Karl Malden and Vivien Leigh in A Streetcar Named Desire
Karl Malden was the kind of actor whose whose voice would make me stop flipping the channels and watch whatever he was on. Especially if it was a movie from the fifties and sixties, before he made Michael Douglas's career by agreeing to be in The Streets of San Francisco.
Malden was associated with directors like Elia Kazan (On the Waterfront, A Streetcar Named Desire) and writers like Budd Schulberg (Waterfront, A Face in the Crowd), and many so-called “Method” actors from the Actors Studio like Marlon Brando and Kim Hunter.
Karl Malden and Eva Marie Saint in On the Waterfront
A lot of Malden's most famous roles were conflicts between hope and despair, and hope didn't often win.
The movies with Karl Malden that come to my mind first are the less honored and less well known movies, the ones that formed a background to the politics and culture of the United States after World War II.
Though he sometimes played educated gentlemen (often men of the cloth—the minister in Disney's Pollyanna or the politically minded priest in On the Waterfront), Malden's roles were usually working men.
Bedrock of the community in Pollyanna
Maybe it was because of his voice, which sounded like he had screamed a lot of orders, or his face, which looked like it had been in a lot of fights, but he often played a worker, a non-com, or a middle-level bureaucrat who had to fight to keep his domain from blowing up due to his superiors' incompetence.
I remember an expression I heard a hundred times from NCOs in the Air Force: ”Don't call me sir. I work for a living.” Not officers, not bosses, and proud of it.
In 1953's Take the High Ground (a movie I've watched half a dozen times since I was a kid but still enjoy) Malden played Army Sgt. Laverne Holt, the assistant drill sergeant to Richard Widmark's more violent Sgt. Thorne Ryan. Eventually Sgt. Holt convinces Sgt. Ryan that just because their new troops have to be ready for the enemy in Korea, they don't have to be stripped of all their humanity and turned into nothing but killing machines. Even inside Sgt. Ryan with everything he's been through there's still a human being and not just a violent machine.
In most of Malden's characters there's an underlying calmness (not weakness) that allows him to see both sides of the inevitable conflict that movie characters have to resolve within ninety minutes or so.
Maybe that's why—except in the more intimate storytelling medium of television—Karl Malden was usually a foil to someone like Richard Widmark. Especially in the 1950s, movie heroes couldn't afford to be soft. They could be wrong, and be corrected by more humane partners, but they couldn't be soft.
Richard Widmark in Take the High Ground: The leader can't be soft
Malden was in uniform again in 1957 in Bombers B-52 (which, together with Jimmy Stewart's movie Strategic Air Command, was the best free propaganda the United States Air Force ever got). Malden was Master Sergeant Chuck Brennan, whose daughter (played by Natalie Wood in one of her first roles as a grown woman) falls in love with an officer. Not only with an officer, but with Efrem Zimbalist, Jr., the new commander of the unit.
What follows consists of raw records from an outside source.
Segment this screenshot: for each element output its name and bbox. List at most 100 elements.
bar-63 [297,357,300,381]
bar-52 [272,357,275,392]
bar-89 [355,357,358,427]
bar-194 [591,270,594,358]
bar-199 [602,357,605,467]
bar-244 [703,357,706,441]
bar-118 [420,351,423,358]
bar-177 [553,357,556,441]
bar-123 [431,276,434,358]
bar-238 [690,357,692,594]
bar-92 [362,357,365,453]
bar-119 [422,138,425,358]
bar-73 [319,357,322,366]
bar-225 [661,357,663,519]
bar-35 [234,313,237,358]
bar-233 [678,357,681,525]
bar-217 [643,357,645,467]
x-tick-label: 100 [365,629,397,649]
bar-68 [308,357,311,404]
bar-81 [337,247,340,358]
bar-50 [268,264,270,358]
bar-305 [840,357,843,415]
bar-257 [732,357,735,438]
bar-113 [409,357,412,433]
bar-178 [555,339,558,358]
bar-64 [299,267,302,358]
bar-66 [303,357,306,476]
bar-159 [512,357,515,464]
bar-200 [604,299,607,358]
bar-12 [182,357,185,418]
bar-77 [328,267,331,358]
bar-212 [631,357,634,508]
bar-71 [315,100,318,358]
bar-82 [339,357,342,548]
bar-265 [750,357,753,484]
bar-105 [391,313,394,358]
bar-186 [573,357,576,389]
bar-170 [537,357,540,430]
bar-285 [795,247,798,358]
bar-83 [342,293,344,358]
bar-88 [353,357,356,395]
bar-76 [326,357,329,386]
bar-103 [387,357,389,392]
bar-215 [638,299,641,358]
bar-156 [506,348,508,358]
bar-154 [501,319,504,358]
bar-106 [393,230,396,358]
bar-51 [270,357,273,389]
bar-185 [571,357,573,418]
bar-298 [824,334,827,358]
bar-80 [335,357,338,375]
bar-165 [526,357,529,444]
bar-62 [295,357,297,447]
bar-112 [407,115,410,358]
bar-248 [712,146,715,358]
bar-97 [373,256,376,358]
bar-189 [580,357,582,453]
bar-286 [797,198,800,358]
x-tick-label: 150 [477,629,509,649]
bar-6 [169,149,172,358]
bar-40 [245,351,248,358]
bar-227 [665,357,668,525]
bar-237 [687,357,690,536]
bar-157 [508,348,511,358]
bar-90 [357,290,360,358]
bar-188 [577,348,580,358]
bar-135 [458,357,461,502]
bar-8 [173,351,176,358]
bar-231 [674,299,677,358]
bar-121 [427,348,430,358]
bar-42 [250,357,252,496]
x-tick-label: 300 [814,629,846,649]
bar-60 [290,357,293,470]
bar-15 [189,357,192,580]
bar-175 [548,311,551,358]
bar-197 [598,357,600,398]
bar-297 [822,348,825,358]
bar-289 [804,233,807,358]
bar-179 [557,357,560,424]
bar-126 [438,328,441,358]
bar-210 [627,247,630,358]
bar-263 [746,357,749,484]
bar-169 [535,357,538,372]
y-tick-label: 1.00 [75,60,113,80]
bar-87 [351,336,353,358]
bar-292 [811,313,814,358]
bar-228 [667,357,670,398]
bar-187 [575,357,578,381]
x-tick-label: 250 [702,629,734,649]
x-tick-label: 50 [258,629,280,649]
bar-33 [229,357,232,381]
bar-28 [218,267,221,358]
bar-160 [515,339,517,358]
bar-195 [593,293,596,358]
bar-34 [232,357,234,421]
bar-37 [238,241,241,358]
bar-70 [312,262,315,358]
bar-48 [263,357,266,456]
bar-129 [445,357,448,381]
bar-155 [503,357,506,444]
Conflict on the flightline
In Bombers B-52 the best scenes aren't between Malden and Efrem Zimbalist, but between Malden and Natalie Wood. Sgt. Brennan's new grown-up daughter reminds you of Judy, the character that Natalie Wood played in Rebel without a Cause two years earlier.
In both movies Wood played a suddenly sexual young woman who has to form a new relationship with her father in a society that invented the concept of “daddy's little girl.”
Daughter betrays father
In Rebel without a Cause and in Bombers B-52, father and daughter are uncomfortably aware of each other sexually. But Karl Malden doesn't give off the creepy vibes William Hopper (who played private eye Paul Drake on Perry Mason) did as Judy's father in Rebel without a Cause. Judy's father is more angry than the master sergeant because he feels guilty. He wants to keep his little girl in a way that's not innocent, and he knows it.
William Hopper and Natalie Wood in Rebel without a Cause: Daddy's little girl
When I think of the characters Karl Malden played, I think of working men who built a powerful but sometimes violent America after the war, and who raised my generation to inherit it.